Essentially, what has been done is that the equation

(u_h, \beta\cdot\mathbf{n} v_h)_{\partial\Omega_\_} = (g, \beta\cdot\mathbf{n} v_h)_{\partial\Omega_\_}

has been subtracted from the weak form, such that this condition holds when solving for u_h.
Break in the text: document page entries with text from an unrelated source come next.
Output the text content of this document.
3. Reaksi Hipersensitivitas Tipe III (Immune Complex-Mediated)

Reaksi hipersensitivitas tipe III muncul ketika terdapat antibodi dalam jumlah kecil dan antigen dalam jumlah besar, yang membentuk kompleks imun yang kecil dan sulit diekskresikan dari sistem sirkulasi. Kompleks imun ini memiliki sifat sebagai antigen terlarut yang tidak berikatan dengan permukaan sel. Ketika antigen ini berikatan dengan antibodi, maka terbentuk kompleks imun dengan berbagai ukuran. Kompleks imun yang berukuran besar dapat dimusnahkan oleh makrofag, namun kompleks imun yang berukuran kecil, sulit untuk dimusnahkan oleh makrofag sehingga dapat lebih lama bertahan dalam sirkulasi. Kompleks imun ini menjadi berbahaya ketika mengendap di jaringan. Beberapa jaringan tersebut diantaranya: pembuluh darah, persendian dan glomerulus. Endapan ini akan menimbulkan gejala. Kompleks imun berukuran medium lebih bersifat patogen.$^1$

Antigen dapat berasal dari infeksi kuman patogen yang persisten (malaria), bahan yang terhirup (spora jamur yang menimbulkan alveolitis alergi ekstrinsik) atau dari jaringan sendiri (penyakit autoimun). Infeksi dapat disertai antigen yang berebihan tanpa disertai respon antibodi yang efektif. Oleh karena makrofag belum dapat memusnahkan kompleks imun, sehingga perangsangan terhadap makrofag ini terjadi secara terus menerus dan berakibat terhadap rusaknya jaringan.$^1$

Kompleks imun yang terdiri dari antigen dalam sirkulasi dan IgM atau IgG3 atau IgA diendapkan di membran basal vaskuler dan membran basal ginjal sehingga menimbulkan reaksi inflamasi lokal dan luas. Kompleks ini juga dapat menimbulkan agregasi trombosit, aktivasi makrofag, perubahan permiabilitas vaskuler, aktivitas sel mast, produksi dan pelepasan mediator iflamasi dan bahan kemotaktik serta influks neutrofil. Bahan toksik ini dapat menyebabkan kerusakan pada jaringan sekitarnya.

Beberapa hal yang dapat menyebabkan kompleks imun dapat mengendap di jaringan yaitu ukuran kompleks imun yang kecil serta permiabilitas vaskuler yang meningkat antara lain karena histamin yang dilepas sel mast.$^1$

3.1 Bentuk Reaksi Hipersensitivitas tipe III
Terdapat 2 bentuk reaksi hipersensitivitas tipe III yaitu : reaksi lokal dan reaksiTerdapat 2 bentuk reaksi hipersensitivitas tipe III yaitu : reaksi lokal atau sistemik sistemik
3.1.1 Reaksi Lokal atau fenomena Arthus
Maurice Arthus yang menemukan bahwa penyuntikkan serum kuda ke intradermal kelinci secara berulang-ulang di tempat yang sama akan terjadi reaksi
Since on the inflow boundary \beta\cdot\mathbf{n} < 0, it is important that the term is subtracted, and not added, in order to maintain coercivity of the bilinear form.

Usually though, weak imposition of Dirichlet boundary conditions is done by including these terms scaled with a penalty parameter and a mesh-dependent metric (often the mesh cell diameter), to ensure that the terms scale properly with mesh refinement, ensuring stability of the scheme with respect to the discretization. See e.g. Weak imposition of Dirichlet conditions for the Poisson problem — FEniCSx tutorial and the reference therein to Nitsche’s method, which is a method for imposing Dirichlet boundary conditions weakly.